Spickle · 18/08/2017 18:39

messerish sometimes EAs don't send the particulars to the solicitor which is not helpful, particularly as solicitors don't visit the property. However, a good solicitor would always look up the property on rightmove if they are doing their job properly.

penstemon · 18/08/2017 18:44

I had a ridiculous exchange when first time buyers bought my Victorian maisonette as they wanted all sorts of information about the floorboards - how installed, type of wood etc. As far as anyone knew, they were the original floorboards so there was no paperwork at all relating to them. I had answered their other questions to the nth degree, taken out various bits of probably unnecessary indemnity insurance and just told them that I knew nothing beyond what I had originally told them in respect of the floorboards. They did buy it in the end.

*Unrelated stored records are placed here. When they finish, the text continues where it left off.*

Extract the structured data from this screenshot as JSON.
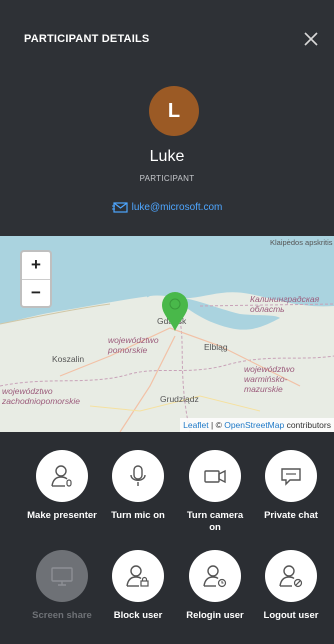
{
  "header": {
    "title": "PARTICIPANT DETAILS"
  },
  "participant": {
    "initial": "L",
    "name": "Luke",
    "role": "PARTICIPANT",
    "email": "luke@microsoft.com",
    "avatar_color": "#9b5a25"
  },
  "map": {
    "zoom_in": "+",
    "zoom_out": "−",
    "labels": {
      "kaliningrad": "Калининградская область",
      "gdansk": "Gdańsk",
      "pomorskie": "województwo pomorskie",
      "koszalin": "Koszalin",
      "elblag": "Elbląg",
      "zachodniopomorskie": "województwo zachodniopomorskie",
      "grudziadz": "Grudziądz",
      "warminsko": "województwo warmińsko-mazurskie",
      "klaipedos": "Klaipėdos apskritis"
    },
    "attribution": {
      "leaflet": "Leaflet",
      "separator": " | © ",
      "osm": "OpenStreetMap",
      "suffix": " contributors"
    },
    "marker_color": "#49b84a"
  },
  "actions": [
    {
      "label": "Make presenter",
      "icon": "user-presenter-icon",
      "enabled": true
    },
    {
      "label": "Turn mic on",
      "icon": "microphone-icon",
      "enabled": true
    },
    {
      "label": "Turn camera on",
      "icon": "camera-icon",
      "enabled": true
    },
    {
      "label": "Private chat",
      "icon": "chat-icon",
      "enabled": true
    },
    {
      "label": "Screen share",
      "icon": "screen-share-icon",
      "enabled": false
    },
    {
      "label": "Block user",
      "icon": "user-block-icon",
      "enabled": true
    },
    {
      "label": "Relogin user",
      "icon": "user-relogin-icon",
      "enabled": true
    },
    {
      "label": "Logout user",
      "icon": "user-logout-icon",
      "enabled": true
    }
  ]
}
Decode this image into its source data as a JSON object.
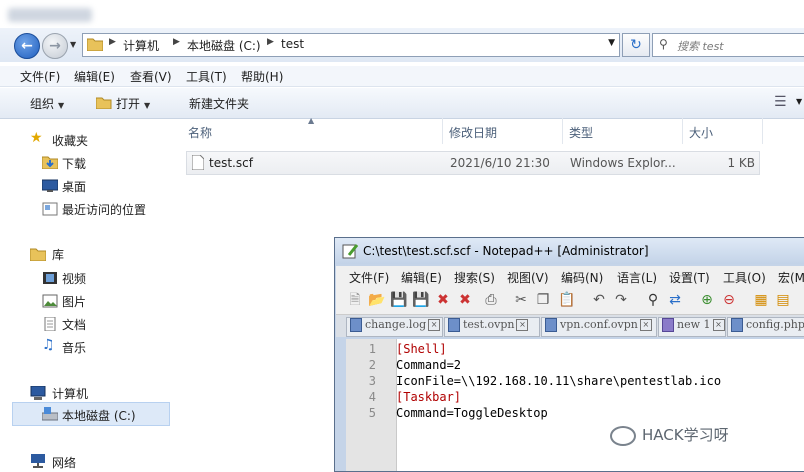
{
  "address": {
    "crumbs": [
      "计算机",
      "本地磁盘 (C:)",
      "test"
    ],
    "search_placeholder": "搜索 test"
  },
  "menu": [
    "文件(F)",
    "编辑(E)",
    "查看(V)",
    "工具(T)",
    "帮助(H)"
  ],
  "commands": {
    "organize": "组织",
    "open": "打开",
    "new_folder": "新建文件夹"
  },
  "nav": {
    "favorites": "收藏夹",
    "downloads": "下载",
    "desktop": "桌面",
    "recent": "最近访问的位置",
    "libraries": "库",
    "videos": "视频",
    "pictures": "图片",
    "documents": "文档",
    "music": "音乐",
    "computer": "计算机",
    "local_disk": "本地磁盘 (C:)",
    "network": "网络"
  },
  "columns": [
    "名称",
    "修改日期",
    "类型",
    "大小"
  ],
  "files": [
    {
      "name": "test.scf",
      "modified": "2021/6/10 21:30",
      "type": "Windows Explor...",
      "size": "1 KB"
    }
  ],
  "notepad": {
    "title": "C:\\test\\test.scf.scf - Notepad++ [Administrator]",
    "menu": [
      "文件(F)",
      "编辑(E)",
      "搜索(S)",
      "视图(V)",
      "编码(N)",
      "语言(L)",
      "设置(T)",
      "工具(O)",
      "宏(M"
    ],
    "tabs": [
      "change.log",
      "test.ovpn",
      "vpn.conf.ovpn",
      "new 1",
      "config.php"
    ],
    "lines": [
      {
        "no": "1",
        "text": "[Shell]"
      },
      {
        "no": "2",
        "text": "Command=2"
      },
      {
        "no": "3",
        "text": "IconFile=\\\\192.168.10.11\\share\\pentestlab.ico"
      },
      {
        "no": "4",
        "text": "[Taskbar]"
      },
      {
        "no": "5",
        "text": "Command=ToggleDesktop"
      }
    ]
  },
  "watermark": "HACK学习呀"
}
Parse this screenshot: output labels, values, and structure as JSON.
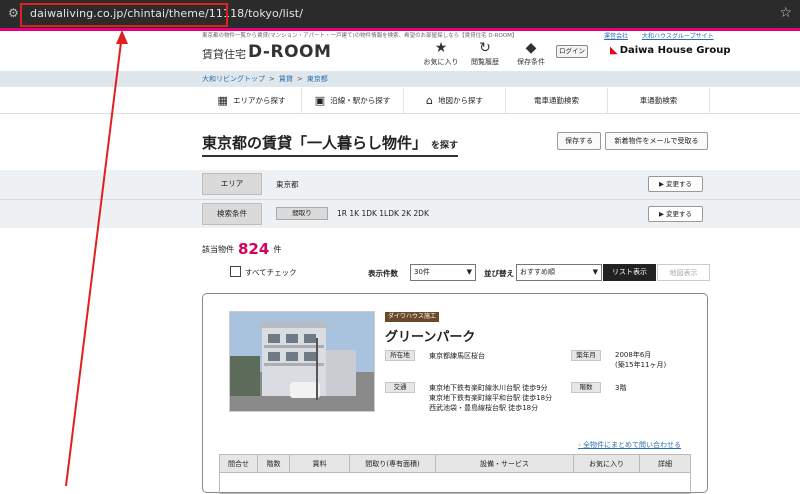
{
  "browser": {
    "url": "daiwaliving.co.jp/chintai/theme/11118/tokyo/list/"
  },
  "header": {
    "description": "東京都の物件一覧から賃貸(マンション・アパート・一戸建て)の物件情報を検索、希望のお部屋探しなら【賃貸住宅 D-ROOM】",
    "logo_sub": "賃貸住宅",
    "logo": "D-ROOM",
    "favorites": "お気に入り",
    "history": "閲覧履歴",
    "saved": "保存条件",
    "login": "ログイン",
    "links": [
      "運営会社",
      "大和ハウスグループサイト"
    ],
    "group_logo": "Daiwa House Group"
  },
  "breadcrumb": [
    "大和リビングトップ",
    "賃貸",
    "東京都"
  ],
  "nav": [
    {
      "label": "エリアから探す",
      "icon": "map-area-icon"
    },
    {
      "label": "沿線・駅から探す",
      "icon": "train-icon"
    },
    {
      "label": "地図から探す",
      "icon": "map-pin-icon"
    },
    {
      "label": "電車通勤検索",
      "icon": ""
    },
    {
      "label": "車通勤検索",
      "icon": ""
    }
  ],
  "page": {
    "title": "東京都の賃貸「一人暮らし物件」",
    "title_suffix": "を探す",
    "save_button": "保存する",
    "mail_button": "新着物件をメールで受取る"
  },
  "conditions": {
    "area_label": "エリア",
    "area_value": "東京都",
    "change_label": "▶ 変更する",
    "search_label": "検索条件",
    "layout_tag": "間取り",
    "layout_value": "1R 1K 1DK 1LDK 2K 2DK"
  },
  "results": {
    "count_prefix": "該当物件",
    "count": "824",
    "count_suffix": "件",
    "check_all": "すべてチェック",
    "per_page_label": "表示件数",
    "per_page_value": "30件",
    "sort_label": "並び替え",
    "sort_value": "おすすめ順",
    "list_view": "リスト表示",
    "map_view": "地図表示"
  },
  "property": {
    "maker": "ダイワハウス施工",
    "name": "グリーンパーク",
    "location_label": "所在地",
    "location": "東京都練馬区桜台",
    "built_label": "築年月",
    "built": "2008年6月",
    "built_age": "(築15年11ヶ月)",
    "transport_label": "交通",
    "transport": [
      "東京地下鉄有楽町線氷川台駅 徒歩9分",
      "東京地下鉄有楽町線平和台駅 徒歩18分",
      "西武池袋・豊島線桜台駅 徒歩18分"
    ],
    "floors_label": "階数",
    "floors": "3階",
    "inquiry": "全物件にまとめて問い合わせる",
    "columns": [
      "間合せ",
      "階数",
      "賃料",
      "間取り(専有面積)",
      "設備・サービス",
      "お気に入り",
      "詳細"
    ]
  }
}
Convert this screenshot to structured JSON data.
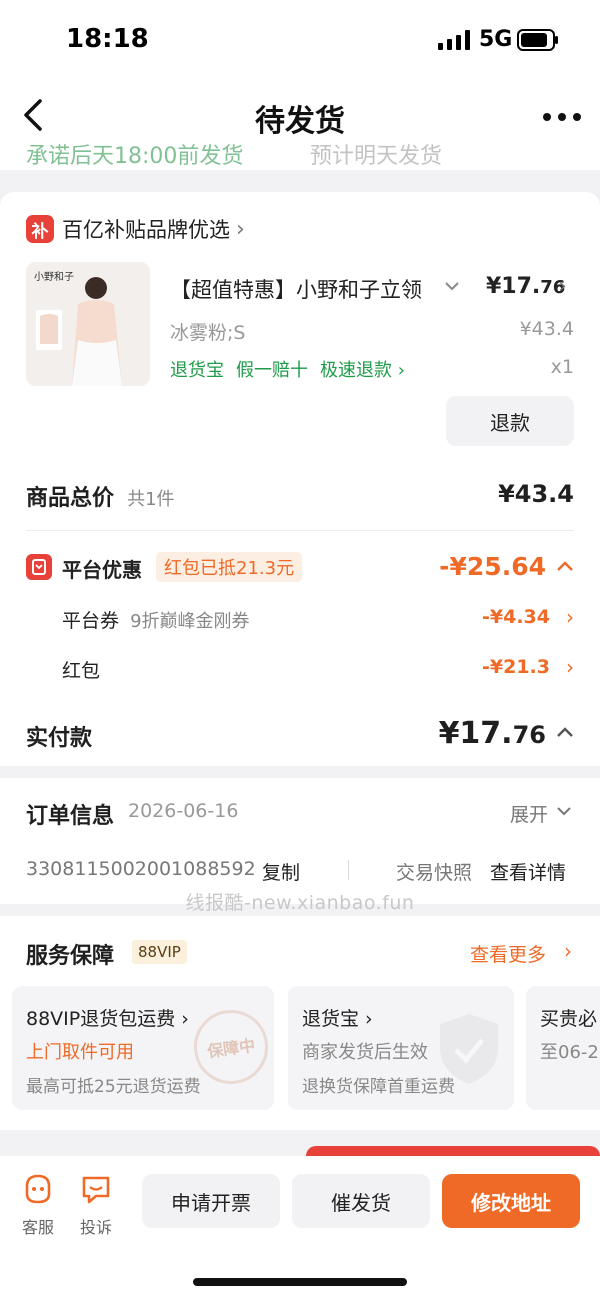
{
  "status_bar": {
    "time": "18:18",
    "network": "5G"
  },
  "nav": {
    "title": "待发货"
  },
  "cut_row": {
    "left": "承诺后天18:00前发货",
    "right": "预计明天发货"
  },
  "brand": {
    "badge": "补",
    "label": "百亿补贴品牌优选"
  },
  "product": {
    "image_logo": "小野和子",
    "name": "【超值特惠】小野和子立领",
    "price_int": "¥17.",
    "price_dec": "76",
    "sku": "冰雾粉;S",
    "original_price": "¥43.4",
    "tags": [
      "退货宝",
      "假一赔十",
      "极速退款 ›"
    ],
    "quantity": "x1",
    "refund_label": "退款"
  },
  "summary": {
    "total_label": "商品总价",
    "total_count": "共1件",
    "total_value": "¥43.4",
    "promo_label": "平台优惠",
    "promo_badge": "红包已抵21.3元",
    "promo_value": "-¥25.64",
    "coupon_label": "平台券",
    "coupon_desc": "9折巅峰金刚券",
    "coupon_value": "-¥4.34",
    "redpacket_label": "红包",
    "redpacket_value": "-¥21.3",
    "paid_label": "实付款",
    "paid_int": "¥17.",
    "paid_dec": "76"
  },
  "order": {
    "title": "订单信息",
    "date": "2026-06-16",
    "expand_label": "展开",
    "number": "3308115002001088592",
    "copy_label": "复制",
    "snapshot_label": "交易快照",
    "detail_label": "查看详情"
  },
  "watermark": "线报酷-new.xianbao.fun",
  "service": {
    "title": "服务保障",
    "tag": "88VIP",
    "more_label": "查看更多",
    "boxes": [
      {
        "title": "88VIP退货包运费 ›",
        "highlight": "上门取件可用",
        "desc": "最高可抵25元退货运费",
        "stamp": "保障中"
      },
      {
        "title": "退货宝 ›",
        "highlight": "商家发货后生效",
        "desc": "退换货保障首重运费"
      },
      {
        "title": "买贵必",
        "highlight": "",
        "desc": "至06-2"
      }
    ]
  },
  "bottom_bar": {
    "service_label": "客服",
    "complain_label": "投诉",
    "invoice_label": "申请开票",
    "urge_label": "催发货",
    "address_label": "修改地址"
  },
  "colors": {
    "accent": "#ee6a26",
    "brand_red": "#e8413a",
    "green": "#1f9b49"
  }
}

BrandNewHouse · 18/08/2017 19:13

This reply has been deleted

Message withdrawn at poster's request.

messerish · 18/08/2017 20:44

BrandNewHouse, I'm getting inclined to agree with you. Is there anything in particular that makes you say this?

mistlethrush · 18/08/2017 21:02

Taking out chimney breasts and combining rooms could well require building regs and appropriate RSJs - if they've not done it properly you could be in for problems in the future.

messerish · 18/08/2017 21:32

mistlethrush, yes - i agree. Particular trouble with this one is that that work might have been done historically ie twenty years ago. With the vendors not being transparent on the work that they've done we don't know whether they bought it that way or not.